8e dimanche après Pentecôte – 2014 - Mt 14, 14-22

Au monastère d’Uchon

Le Seigneur n’abandonne pas ceux qui l’ont suivi. Pourtant, il s’était retiré dans un lieu désert après avoir appris la mort de Jean le Baptiste. Mais la foule l’a rejoint. Des hommes, des femmes, des enfants qui ont quitté leur village, qui ont fait tout un chemin pour le retrouver. Il est pris de pitié pour eux et il guérit les infirmes.
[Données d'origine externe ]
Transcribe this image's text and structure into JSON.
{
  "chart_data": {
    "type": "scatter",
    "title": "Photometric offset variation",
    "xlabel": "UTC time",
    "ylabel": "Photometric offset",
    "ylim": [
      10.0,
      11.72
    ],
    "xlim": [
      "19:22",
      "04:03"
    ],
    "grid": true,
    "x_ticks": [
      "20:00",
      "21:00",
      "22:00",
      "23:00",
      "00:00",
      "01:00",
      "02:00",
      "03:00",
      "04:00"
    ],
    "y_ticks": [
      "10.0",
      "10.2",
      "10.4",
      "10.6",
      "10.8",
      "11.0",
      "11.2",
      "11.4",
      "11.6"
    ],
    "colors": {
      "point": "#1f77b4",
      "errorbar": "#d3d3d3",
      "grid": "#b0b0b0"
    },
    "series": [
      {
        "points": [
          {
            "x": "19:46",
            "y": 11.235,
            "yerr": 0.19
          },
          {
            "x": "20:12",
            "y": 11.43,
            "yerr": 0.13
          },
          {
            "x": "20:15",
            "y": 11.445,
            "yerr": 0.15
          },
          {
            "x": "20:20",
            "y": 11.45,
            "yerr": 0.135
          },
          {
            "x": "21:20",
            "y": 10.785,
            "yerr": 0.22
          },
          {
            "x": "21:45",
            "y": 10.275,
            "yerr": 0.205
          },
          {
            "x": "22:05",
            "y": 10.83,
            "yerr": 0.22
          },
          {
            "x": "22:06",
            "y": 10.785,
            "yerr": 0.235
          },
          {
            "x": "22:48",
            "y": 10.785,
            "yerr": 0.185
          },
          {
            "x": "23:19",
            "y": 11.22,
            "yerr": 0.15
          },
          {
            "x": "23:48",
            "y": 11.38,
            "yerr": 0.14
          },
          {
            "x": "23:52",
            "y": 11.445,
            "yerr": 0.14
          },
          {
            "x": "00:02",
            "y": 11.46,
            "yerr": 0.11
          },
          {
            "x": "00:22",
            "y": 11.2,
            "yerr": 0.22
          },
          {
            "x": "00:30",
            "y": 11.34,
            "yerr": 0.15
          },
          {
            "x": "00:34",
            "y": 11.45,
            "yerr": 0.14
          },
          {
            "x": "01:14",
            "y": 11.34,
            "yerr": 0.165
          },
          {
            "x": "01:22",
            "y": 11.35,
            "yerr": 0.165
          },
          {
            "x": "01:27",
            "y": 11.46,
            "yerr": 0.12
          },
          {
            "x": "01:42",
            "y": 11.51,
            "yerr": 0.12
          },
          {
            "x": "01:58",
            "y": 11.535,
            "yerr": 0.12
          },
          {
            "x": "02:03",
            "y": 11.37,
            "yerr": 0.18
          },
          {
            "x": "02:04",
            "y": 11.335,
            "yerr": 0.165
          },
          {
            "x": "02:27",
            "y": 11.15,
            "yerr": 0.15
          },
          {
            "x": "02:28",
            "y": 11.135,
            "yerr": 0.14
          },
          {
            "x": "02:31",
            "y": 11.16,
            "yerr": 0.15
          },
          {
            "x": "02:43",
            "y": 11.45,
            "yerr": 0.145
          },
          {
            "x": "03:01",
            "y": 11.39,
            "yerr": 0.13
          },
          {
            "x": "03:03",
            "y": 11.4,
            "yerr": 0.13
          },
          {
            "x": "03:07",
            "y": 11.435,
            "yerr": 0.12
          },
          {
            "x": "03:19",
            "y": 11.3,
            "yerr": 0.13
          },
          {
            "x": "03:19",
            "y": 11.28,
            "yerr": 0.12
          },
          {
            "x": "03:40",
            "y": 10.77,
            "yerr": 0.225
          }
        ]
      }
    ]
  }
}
Mais le soir est venu. Les disciples s’inquiètent : que vont manger ces gens ? Ils conseillent à Jésus de les renvoyer. Mais ce soir n’est pas comme tous les soirs, c’est déjà l’annonce d’un jour nouveau et Jésus leur dit : ces gens n’ont pas besoin d’aller chercher de la nourriture, « donnez-leur vous-même à manger ». Impossible. Ils n’ont que cinq pain et deux poissons. Peu de chose. Mais avec ce peu de chose des hommes, Dieu va faire de grandes choses avec les hommes.
Jésus prend le pain, il le bénit, le rompt. Ce sont les disciples qui le distribuent, mais c’est le Christ qui est à l’œuvre. Les gens sont rassasiés et ils ont eu en abondance. Les hommes ne sont pas seulement témoins du miracle, ils en sont acteurs. Parce qu’ils ont fait confiance, parce qu’ils ont suivi la parole qui leur était adressée.
Un autre soir et comme en annonce d’un temps nouveau, Jésus prendra du pain, pour le bénir, le rompre et le donner à ses disciples en disant : ceci est mon corps. Il leur dira aussi : faites ceci en mémoire de moi. Une mémoire qui n’est pas que le souvenir d’un moment mais le témoignage de la Parole de Jésus-Christ. Là aussi, les disciples – et jusqu’à nous – referont ce geste et distribueront aux peuples le pain de l’eucharistie, le Pain de Vie qui  est distribué en abondance. Mais d’abord, il aura fallu que le Christ nous guérisse, nous délivre de nos péchés, nous relève de nos fautes.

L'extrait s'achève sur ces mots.